The Montréal Canadiens’ star goaltender and franchise face Carey Price announced his voluntary leave of absence to join the NHL/NHLPA player assistance program, which provides resources for mental health and substance abuse issues, among others, for players and their families.
The Oct. 7 press release follows an outstanding 14-year career with the Habs, and the team believes Price will return to the ice this season.
Price’s decision to prioritize his mental health is courageous in a league and industry that too often turns a blind eye to the ‘invisible’ injuries their players face. The stigma around mental health exists in all facets of our society, but especially in a sport where the expectation is to be superhuman.

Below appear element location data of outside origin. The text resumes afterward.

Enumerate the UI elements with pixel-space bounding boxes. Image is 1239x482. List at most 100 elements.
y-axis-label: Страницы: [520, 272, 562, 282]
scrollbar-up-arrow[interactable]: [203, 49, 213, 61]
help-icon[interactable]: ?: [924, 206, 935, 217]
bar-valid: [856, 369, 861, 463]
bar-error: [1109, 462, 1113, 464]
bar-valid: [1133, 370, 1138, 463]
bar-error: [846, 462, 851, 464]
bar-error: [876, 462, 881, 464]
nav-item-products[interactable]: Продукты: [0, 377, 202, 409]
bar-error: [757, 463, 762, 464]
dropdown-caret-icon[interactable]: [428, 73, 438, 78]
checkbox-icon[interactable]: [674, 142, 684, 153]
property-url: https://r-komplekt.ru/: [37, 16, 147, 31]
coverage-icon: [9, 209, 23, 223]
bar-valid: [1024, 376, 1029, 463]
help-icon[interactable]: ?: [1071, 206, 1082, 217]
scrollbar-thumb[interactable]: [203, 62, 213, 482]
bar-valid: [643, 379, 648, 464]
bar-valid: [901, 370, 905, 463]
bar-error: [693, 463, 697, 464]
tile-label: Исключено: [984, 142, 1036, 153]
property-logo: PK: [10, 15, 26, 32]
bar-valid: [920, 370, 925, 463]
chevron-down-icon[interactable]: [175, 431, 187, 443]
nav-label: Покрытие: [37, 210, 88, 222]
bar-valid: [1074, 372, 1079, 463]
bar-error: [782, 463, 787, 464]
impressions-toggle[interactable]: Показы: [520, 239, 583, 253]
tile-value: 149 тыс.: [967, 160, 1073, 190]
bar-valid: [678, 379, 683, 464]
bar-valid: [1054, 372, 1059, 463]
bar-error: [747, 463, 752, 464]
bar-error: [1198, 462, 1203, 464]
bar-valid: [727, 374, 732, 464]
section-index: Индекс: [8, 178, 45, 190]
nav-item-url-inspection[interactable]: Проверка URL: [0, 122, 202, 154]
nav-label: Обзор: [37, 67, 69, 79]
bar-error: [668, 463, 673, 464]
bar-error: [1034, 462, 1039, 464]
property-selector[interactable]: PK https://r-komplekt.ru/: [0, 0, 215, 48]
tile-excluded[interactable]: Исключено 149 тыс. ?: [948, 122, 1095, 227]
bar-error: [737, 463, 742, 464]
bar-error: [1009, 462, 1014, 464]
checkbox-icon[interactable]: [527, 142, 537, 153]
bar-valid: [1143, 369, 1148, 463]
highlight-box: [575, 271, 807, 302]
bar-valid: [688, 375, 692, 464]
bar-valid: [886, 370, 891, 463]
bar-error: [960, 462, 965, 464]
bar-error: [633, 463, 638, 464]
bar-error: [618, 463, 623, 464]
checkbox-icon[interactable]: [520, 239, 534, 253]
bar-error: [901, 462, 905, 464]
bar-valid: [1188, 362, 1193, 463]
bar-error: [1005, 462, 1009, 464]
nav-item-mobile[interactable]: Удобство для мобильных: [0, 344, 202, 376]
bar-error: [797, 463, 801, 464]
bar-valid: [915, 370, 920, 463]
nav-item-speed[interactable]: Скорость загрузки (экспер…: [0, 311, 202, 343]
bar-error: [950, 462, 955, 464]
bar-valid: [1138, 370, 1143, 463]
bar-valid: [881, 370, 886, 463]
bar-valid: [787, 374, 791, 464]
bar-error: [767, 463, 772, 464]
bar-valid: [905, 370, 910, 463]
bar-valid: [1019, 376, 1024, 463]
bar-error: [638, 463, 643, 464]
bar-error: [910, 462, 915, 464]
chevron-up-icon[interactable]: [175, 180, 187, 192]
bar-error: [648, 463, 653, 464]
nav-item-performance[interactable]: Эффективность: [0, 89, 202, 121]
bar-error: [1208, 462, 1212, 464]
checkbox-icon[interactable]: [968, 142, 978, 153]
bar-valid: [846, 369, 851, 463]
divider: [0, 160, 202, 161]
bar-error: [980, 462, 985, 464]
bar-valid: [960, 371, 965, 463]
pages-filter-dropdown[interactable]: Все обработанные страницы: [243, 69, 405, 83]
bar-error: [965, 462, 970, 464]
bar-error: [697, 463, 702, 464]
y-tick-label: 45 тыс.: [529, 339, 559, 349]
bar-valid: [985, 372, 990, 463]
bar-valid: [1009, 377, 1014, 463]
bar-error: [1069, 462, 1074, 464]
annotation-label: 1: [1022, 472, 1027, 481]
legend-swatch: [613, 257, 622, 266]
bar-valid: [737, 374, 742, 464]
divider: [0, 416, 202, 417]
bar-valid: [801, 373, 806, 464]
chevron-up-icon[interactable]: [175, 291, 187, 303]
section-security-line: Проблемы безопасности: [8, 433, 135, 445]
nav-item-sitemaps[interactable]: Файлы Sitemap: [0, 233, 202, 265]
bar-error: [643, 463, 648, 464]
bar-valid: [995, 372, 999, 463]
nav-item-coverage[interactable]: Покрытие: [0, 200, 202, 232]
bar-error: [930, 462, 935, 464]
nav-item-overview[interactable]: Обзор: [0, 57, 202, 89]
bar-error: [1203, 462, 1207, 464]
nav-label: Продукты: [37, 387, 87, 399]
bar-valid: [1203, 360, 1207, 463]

Hockey players take pride in the grit and toughness that is required to survive at the professional level. In 2015, Ryan McDonagh played a handful of playoff games for the New York Rangers on a broken foot, freezing it before each competition to numb the pain. Zdeno Chara dressed for multiple games for the Bruins in the 2019 Stanley Cup Finals with a broken jaw. The Lightning’s Victor Hedman powered through a torn meniscus for months during the 2020-2021 campaign.

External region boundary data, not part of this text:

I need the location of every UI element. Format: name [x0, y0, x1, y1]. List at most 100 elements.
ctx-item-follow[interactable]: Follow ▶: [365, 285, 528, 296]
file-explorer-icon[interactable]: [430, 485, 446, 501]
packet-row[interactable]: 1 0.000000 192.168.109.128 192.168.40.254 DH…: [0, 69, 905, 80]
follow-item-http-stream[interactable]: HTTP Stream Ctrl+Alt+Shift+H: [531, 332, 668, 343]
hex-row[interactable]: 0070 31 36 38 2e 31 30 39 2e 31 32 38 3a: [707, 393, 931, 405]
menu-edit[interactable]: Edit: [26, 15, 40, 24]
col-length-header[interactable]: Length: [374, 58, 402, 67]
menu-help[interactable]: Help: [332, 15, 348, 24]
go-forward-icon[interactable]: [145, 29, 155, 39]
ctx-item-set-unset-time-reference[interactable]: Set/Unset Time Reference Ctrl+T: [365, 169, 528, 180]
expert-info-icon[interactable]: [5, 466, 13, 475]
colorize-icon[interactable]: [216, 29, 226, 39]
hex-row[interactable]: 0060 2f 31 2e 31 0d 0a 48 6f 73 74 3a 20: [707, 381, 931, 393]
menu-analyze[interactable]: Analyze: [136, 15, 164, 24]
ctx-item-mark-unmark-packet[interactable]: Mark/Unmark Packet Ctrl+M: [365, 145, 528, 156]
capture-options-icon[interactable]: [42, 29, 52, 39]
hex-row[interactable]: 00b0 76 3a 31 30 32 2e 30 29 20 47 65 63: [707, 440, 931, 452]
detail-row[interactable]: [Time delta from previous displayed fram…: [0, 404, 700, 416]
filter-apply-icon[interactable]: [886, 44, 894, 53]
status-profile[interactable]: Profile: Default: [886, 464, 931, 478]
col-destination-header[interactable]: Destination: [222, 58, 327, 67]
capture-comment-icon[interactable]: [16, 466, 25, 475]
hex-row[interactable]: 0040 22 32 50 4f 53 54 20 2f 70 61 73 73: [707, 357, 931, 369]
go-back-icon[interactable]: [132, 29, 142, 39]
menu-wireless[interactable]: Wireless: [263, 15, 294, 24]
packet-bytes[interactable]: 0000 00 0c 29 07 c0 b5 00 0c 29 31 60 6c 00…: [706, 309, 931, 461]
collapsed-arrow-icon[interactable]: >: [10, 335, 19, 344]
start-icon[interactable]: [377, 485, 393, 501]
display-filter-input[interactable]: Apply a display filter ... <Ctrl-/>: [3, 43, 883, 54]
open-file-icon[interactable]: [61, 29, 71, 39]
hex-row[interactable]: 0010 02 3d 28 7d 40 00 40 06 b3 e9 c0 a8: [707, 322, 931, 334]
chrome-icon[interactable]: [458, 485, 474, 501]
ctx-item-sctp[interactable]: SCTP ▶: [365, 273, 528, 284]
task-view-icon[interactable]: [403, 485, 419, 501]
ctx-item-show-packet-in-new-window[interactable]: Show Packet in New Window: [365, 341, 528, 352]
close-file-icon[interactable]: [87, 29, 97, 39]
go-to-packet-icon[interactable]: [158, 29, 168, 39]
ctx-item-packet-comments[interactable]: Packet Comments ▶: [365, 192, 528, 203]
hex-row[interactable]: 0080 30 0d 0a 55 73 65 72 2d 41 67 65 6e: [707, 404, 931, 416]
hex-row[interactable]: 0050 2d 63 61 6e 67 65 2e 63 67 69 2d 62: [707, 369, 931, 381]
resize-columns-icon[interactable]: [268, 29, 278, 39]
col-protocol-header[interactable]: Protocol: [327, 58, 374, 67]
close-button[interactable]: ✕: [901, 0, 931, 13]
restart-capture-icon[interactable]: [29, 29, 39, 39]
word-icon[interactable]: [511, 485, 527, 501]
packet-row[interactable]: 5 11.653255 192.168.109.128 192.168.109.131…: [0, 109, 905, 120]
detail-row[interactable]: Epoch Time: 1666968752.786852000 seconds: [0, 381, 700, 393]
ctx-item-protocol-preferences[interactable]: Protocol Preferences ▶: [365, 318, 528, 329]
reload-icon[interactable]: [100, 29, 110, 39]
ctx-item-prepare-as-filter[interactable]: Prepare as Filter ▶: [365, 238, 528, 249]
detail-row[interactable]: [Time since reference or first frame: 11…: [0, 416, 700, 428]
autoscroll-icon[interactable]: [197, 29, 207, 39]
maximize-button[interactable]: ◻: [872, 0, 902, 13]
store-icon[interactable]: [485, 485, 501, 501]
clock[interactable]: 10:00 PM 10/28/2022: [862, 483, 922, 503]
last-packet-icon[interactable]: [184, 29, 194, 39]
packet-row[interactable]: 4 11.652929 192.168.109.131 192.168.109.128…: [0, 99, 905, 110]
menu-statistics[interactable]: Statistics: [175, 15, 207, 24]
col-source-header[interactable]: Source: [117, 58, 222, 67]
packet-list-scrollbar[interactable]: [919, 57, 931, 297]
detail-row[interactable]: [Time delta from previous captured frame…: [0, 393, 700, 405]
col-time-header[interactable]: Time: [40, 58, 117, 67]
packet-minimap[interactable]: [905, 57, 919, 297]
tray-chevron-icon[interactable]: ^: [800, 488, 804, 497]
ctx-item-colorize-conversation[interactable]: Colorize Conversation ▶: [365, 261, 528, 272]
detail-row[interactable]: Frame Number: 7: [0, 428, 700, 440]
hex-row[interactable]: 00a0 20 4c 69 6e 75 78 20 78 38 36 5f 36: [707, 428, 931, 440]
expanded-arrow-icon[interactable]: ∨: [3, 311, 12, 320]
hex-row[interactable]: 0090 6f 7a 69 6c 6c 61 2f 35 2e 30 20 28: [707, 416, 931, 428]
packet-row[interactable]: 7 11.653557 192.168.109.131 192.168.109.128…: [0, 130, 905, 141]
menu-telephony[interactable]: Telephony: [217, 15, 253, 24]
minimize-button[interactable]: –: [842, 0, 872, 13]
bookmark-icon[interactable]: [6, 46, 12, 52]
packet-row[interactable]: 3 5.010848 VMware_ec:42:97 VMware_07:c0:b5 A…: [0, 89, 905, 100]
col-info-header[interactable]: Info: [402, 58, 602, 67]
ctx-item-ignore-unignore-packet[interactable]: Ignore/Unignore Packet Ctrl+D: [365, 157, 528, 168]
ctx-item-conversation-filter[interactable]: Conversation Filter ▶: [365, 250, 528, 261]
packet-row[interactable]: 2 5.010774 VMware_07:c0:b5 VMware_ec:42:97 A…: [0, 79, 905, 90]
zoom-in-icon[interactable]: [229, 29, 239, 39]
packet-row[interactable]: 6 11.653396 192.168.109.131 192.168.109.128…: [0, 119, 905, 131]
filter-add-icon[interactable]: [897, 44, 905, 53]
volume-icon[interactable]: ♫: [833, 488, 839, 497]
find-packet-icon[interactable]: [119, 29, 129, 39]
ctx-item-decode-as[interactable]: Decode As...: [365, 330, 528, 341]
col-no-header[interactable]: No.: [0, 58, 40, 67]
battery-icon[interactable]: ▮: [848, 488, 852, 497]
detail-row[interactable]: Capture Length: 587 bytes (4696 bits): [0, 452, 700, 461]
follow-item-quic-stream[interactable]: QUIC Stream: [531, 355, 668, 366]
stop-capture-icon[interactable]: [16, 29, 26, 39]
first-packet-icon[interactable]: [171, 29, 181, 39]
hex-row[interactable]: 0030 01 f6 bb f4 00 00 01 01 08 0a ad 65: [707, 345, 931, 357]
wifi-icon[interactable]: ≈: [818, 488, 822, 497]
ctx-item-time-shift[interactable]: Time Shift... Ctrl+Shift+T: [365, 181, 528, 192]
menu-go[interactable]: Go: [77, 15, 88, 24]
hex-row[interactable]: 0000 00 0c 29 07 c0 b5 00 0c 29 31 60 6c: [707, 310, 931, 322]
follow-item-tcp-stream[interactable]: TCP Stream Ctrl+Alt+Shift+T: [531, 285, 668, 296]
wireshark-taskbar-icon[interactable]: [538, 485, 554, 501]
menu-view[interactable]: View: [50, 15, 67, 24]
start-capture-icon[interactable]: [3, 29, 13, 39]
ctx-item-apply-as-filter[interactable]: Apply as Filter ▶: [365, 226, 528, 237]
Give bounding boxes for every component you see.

It is, to some degree, what makes the sport so lovable — these guys will do whatever it takes to raise the Stanley Cup, and as a fan, that gets you amped up. But when is the line crossed? When do these injuries turn from a matter of pride to a matter of deep concern?

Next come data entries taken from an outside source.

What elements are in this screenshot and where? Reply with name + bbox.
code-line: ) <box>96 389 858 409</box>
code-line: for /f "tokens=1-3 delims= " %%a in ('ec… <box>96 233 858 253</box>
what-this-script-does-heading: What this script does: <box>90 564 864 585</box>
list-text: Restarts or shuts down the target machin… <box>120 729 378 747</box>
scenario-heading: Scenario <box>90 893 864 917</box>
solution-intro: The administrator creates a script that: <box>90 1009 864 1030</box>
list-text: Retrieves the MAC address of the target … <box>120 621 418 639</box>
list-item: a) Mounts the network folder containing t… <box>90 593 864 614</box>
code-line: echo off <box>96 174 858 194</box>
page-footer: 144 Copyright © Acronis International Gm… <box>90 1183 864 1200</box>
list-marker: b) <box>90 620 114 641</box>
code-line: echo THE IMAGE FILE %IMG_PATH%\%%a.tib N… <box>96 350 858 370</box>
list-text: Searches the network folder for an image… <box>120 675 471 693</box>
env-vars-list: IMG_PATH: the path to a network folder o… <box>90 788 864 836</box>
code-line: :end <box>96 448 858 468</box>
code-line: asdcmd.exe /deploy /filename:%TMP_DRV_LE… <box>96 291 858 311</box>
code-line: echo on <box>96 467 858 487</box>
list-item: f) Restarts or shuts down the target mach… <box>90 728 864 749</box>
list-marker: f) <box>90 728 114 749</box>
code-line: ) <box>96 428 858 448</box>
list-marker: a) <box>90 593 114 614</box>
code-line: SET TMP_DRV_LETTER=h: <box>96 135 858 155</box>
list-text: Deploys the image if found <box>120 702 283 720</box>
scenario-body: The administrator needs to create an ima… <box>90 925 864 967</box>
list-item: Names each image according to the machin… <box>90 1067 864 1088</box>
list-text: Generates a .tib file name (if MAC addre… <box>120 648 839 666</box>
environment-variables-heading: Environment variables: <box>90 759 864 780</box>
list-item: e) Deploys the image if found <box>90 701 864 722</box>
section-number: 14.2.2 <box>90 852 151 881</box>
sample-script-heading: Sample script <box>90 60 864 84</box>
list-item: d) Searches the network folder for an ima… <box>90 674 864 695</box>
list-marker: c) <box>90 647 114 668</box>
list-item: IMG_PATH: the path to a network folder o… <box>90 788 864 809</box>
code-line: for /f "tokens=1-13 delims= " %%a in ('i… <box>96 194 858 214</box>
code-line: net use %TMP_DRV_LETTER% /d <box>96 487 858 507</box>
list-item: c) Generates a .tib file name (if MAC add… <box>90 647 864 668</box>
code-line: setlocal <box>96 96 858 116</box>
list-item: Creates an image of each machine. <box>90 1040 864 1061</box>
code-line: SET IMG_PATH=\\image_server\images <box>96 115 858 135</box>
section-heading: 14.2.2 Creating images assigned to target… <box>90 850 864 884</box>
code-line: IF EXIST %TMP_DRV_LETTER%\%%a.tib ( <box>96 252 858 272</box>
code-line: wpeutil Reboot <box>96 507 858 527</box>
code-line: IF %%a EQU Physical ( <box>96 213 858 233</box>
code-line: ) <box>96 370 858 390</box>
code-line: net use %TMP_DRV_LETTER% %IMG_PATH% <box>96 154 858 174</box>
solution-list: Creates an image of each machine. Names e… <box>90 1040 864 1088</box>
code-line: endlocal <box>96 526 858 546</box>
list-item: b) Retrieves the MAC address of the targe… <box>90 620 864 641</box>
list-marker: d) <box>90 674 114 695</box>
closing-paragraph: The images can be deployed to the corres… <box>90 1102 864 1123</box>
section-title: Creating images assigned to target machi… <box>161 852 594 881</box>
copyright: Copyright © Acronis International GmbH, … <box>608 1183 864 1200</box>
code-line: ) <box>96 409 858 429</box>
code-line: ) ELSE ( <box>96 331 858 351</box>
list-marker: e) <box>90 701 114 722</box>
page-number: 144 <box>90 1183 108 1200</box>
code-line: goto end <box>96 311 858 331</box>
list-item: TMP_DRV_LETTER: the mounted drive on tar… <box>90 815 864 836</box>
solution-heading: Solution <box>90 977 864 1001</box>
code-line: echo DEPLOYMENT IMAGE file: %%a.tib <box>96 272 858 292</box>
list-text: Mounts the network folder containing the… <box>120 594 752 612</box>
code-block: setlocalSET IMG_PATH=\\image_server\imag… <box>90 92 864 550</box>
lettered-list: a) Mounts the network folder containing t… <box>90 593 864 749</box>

The NHL culture breeds superheroes. Players are praised for their strength and what they do on the ice, but what happens when they step off the big stage should be of matching importance.
The game doesn’t only take a physical toll, it takes a mental one, too. But the only doctors in those NHL locker rooms are for missing teeth and fractured hands — there seems to be a hole in where players can turn for emotional support.
Price has been showered with love and encouragement from the Canadiens organization and hockey fans around the world since making his departure public. The response speaks to the gradual positive change in how the sport’s community understands matters of mental health.
The problem in my eyes, though, is that it got this bad in the first place.
It’s easy for the NHL to show its support for Price once he has already hit his breaking point. From a PR standpoint, the posts and tweets look good — but that’s not how tangible change is made. The league needs to take a hard look at the ‘tough-guy’ system that has been perpetuated since its founding and implement preventive resources rather than waiting until their players can’t take it anymore.
Vegas Golden Knights goaltender Robin Lehner had a lot to say about this topic in his Sep. 28 interview with the “Spittin’ Chiclets” crew. From an inside perspective, he stressed that like any other people, players are struggling too, but mental illnesses such as OCD and anxiety are masked as being superstitious or stressed for a game.
Lehner called for greater education and awareness of these serious issues in locker rooms, and that must come from the top. This needs to be a cultural shift, an uphaul of the stigmas that don’t disappear unless actively worked against.
Price — being the superstar that he is — has a tremendously influential platform in the league. Taking this step for himself and his family will hopefully serve as a message to his counterparts around the world that it is okay to ask for help — that it doesn’t mean you’re showing weakness, but instead, strength. Now it’s up to the NHL to be there for their players in a way they haven’t been before.